В конце мы все становимся картографами, оглядываемся на карту нашей жизни. Отмечаем неравномерность нашего существования, надеемся, что никто больше не исчезнет – ни мы сами, ни люди, которых мы любим.

– Вы закончили? – спросил жизнерадостный молодой голос. Официантка в опрятном красном фартуке, светлые волосы которой были стянуты в конский хвост, стояла у моего правого плеча и смотрела на недопитый кофе. – Ой, извините.

Раздался гудок поезда, уходившего на Оксфорд.
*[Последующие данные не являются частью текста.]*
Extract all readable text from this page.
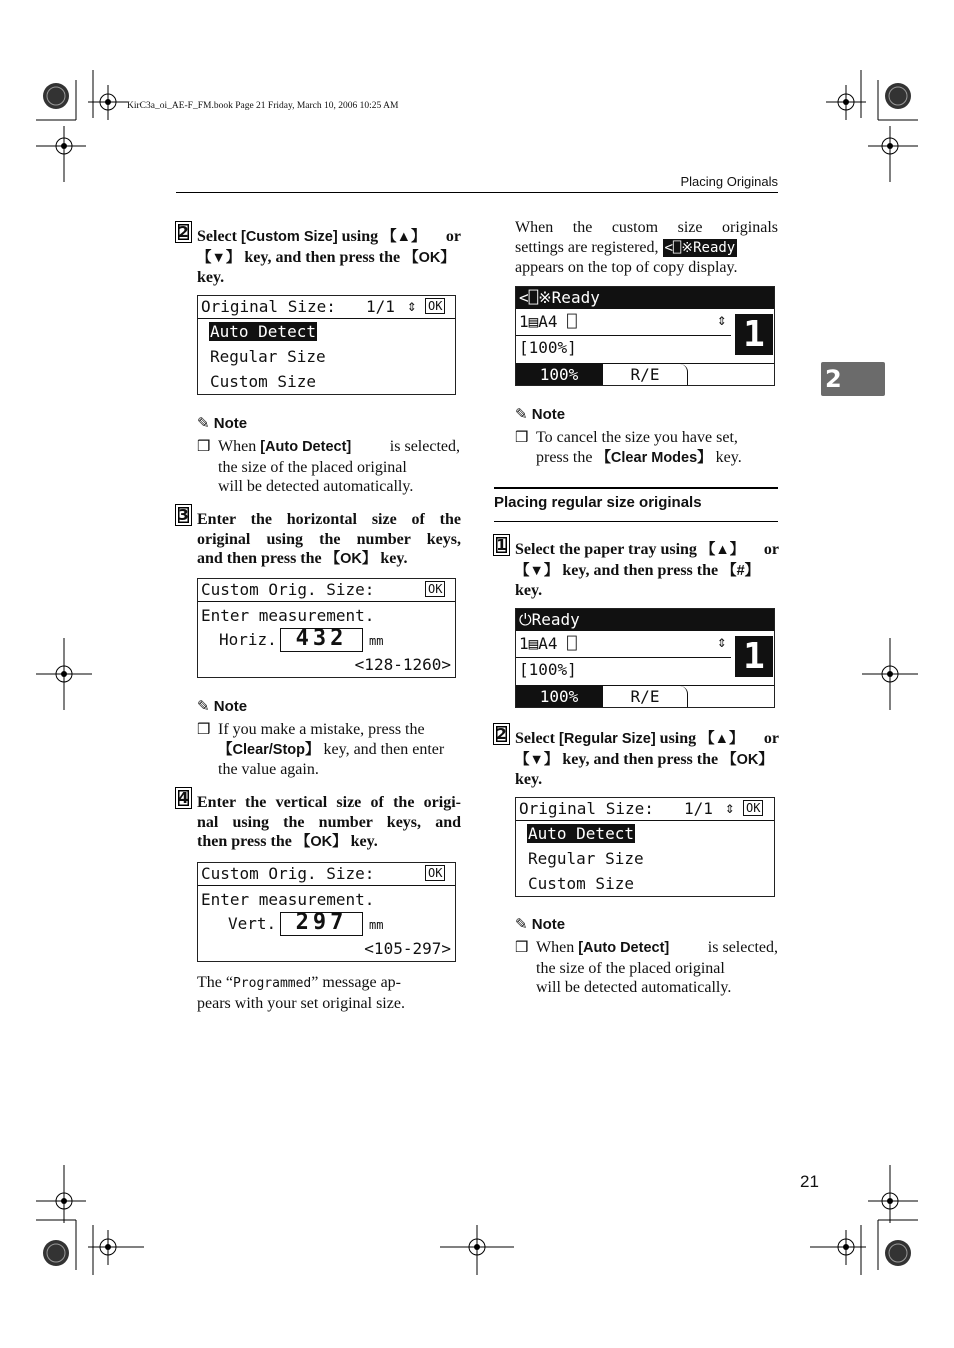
KirC3a_oi_AE-F_FM.book Page 21 Friday, March 10, 2006 10:25 AM
Placing Originals
2
2 Select [Custom Size] using 【▲】 or
【▼】 key, and then press the 【OK】
key.
Original Size: 1/1 ⇕ OK
Auto Detect
Regular Size
Custom Size
✎ Note
❒ When [Auto Detect] is selected,
the size of the placed original
will be detected automatically.
3 Enter the horizontal size of the
original using the number keys,
and then press the 【OK】 key.
Custom Orig. Size:	OK
Enter measurement.
Horiz. 432	mm
<128-1260>
✎ Note
❒ If you make a mistake, press the
【Clear/Stop】 key, and then enter
the value again.
4 Enter the vertical size of the origi-
nal using the number keys, and
then press the 【OK】 key.
Custom Orig. Size:	OK
Enter measurement.
Vert. 297	mm
<105-297>
The “Programmed” message ap-
pears with your set original size.
When the custom size originals
settings are registered, <⎕※Ready
appears on the top of copy display.
<⎕※Ready
1▤A4 ⎕	⇕
[100%]	1
100%	R/E
✎ Note
❒ To cancel the size you have set,
press the 【Clear Modes】 key.
Placing regular size originals
1 Select the paper tray using 【▲】 or
【▼】 key, and then press the 【#】
key.
⏻Ready
1▤A4 ⎕	⇕
[100%]	1
100%	R/E
2 Select [Regular Size] using 【▲】 or
【▼】 key, and then press the 【OK】
key.
Original Size: 1/1 ⇕ OK
Auto Detect
Regular Size
Custom Size
✎ Note
❒ When [Auto Detect] is selected,
the size of the placed original
will be detected automatically.
21
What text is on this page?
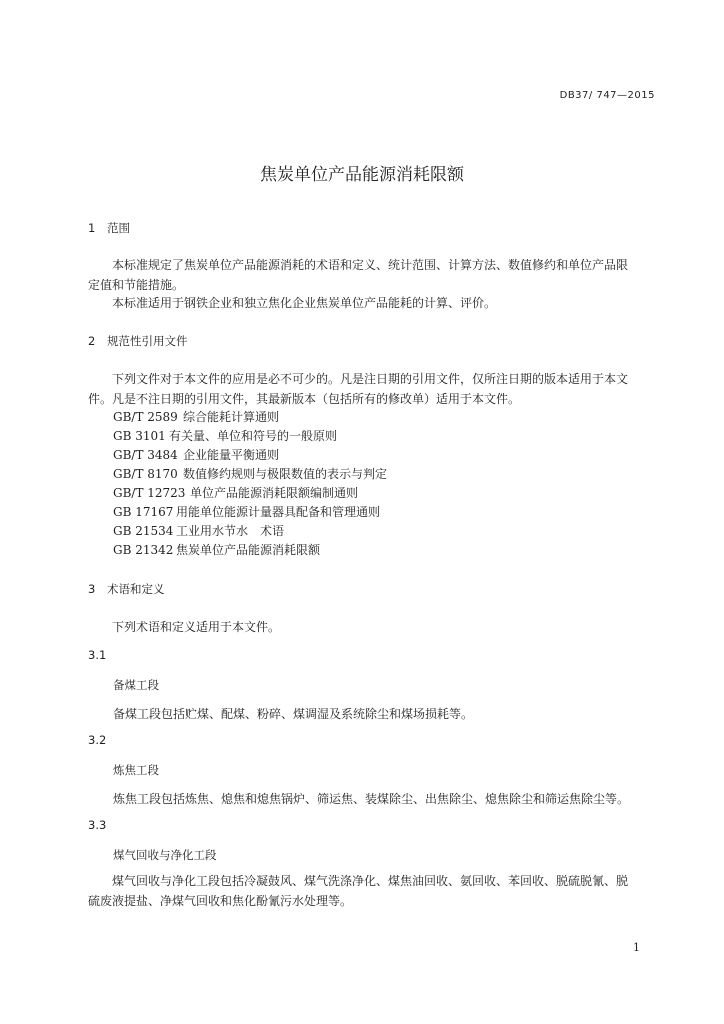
DB37/ 747—2015
焦炭单位产品能源消耗限额
1 范围
本标准规定了焦炭单位产品能源消耗的术语和定义、统计范围、计算方法、数值修约和单位产品限
定值和节能措施。
本标准适用于钢铁企业和独立焦化企业焦炭单位产品能耗的计算、评价。
2 规范性引用文件
下列文件对于本文件的应用是必不可少的。凡是注日期的引用文件，仅所注日期的版本适用于本文
件。凡是不注日期的引用文件，其最新版本（包括所有的修改单）适用于本文件。
GB/T 2589 综合能耗计算通则
GB 3101 有关量、单位和符号的一般原则
GB/T 3484 企业能量平衡通则
GB/T 8170 数值修约规则与极限数值的表示与判定
GB/T 12723 单位产品能源消耗限额编制通则
GB 17167 用能单位能源计量器具配备和管理通则
GB 21534 工业用水节水　术语
GB 21342 焦炭单位产品能源消耗限额
3 术语和定义
下列术语和定义适用于本文件。
3.1
备煤工段
备煤工段包括贮煤、配煤、粉碎、煤调湿及系统除尘和煤场损耗等。
3.2
炼焦工段
炼焦工段包括炼焦、熄焦和熄焦锅炉、筛运焦、装煤除尘、出焦除尘、熄焦除尘和筛运焦除尘等。
3.3
煤气回收与净化工段
煤气回收与净化工段包括冷凝鼓风、煤气洗涤净化、煤焦油回收、氨回收、苯回收、脱硫脱氰、脱
硫废液提盐、净煤气回收和焦化酚氰污水处理等。
1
– Нет, я все, спасибо, – я жестом показал, что можно убирать посуду.

– Хотите что-нибудь еще?

Я ответил не сразу. Три циферблата смеялись над моими ожиданиями.

– Нет, спасибо.

Я натянул пальто, застегнул его, обмотал шею шерстяным шарфом. Когда я уже уходил, направлялся к платформе мимо эскалаторов, я услышал крик:

– Извините… простите… извините меня…

Обернувшись, я увидел, что официантка приближается ко мне, сжимая в руке клочок бумаги.

– Я чуть не забыла спросить – вы, случайно, не ждали кого-то по имени… – она сверилась с листком, – Майра?

– Да, ждал.

– А вы, – она вновь заглянула в листок, – Неемия?

– Да, это я.

Она улыбнулась с радостью и облегчением.

– Сегодня утром заходила женщина и просила кого-то из нас вам передать. Сказала, что ей пришлось уехать раньше, чем она собиралась.

– Спасибо.

– Не за что. Я чуть не забыла, но тут никто не сидел так долго, кроме вас… надо было спросить вас пораньше… а я забыла.

Она была совсем юной, похоже, только после школы, и я не мог даже представить, какие приключения ей пришлось пережить. Я сказал, что это очень мило с ее стороны и что она очень мне помогла.

– Не за что, – она пожелала мне хорошего дня, прежде чем умчаться обратно. Лист бумаги был вырван из блокнота, его края – неровными. На нем был нацарапан имейл и два слова: напиши мне.


Помню, как-то вечером, в бунгало, Майра была полна кипучей энергии. Ее настроения витали в воздухе под влиянием чего-то неуловимого. Он заявила, что нужно устроить здесь концерт. Переделать гардеробную в сцену. Включить как можно больше обогревателей, пусть горят и излучают тепло. Мини-бар открыть. Занавески задернуть. В центре будет ее личное пространство. Стул и нотный пюпитр. И все, добавила она в заключение, на ее концерте должны быть в костюмах.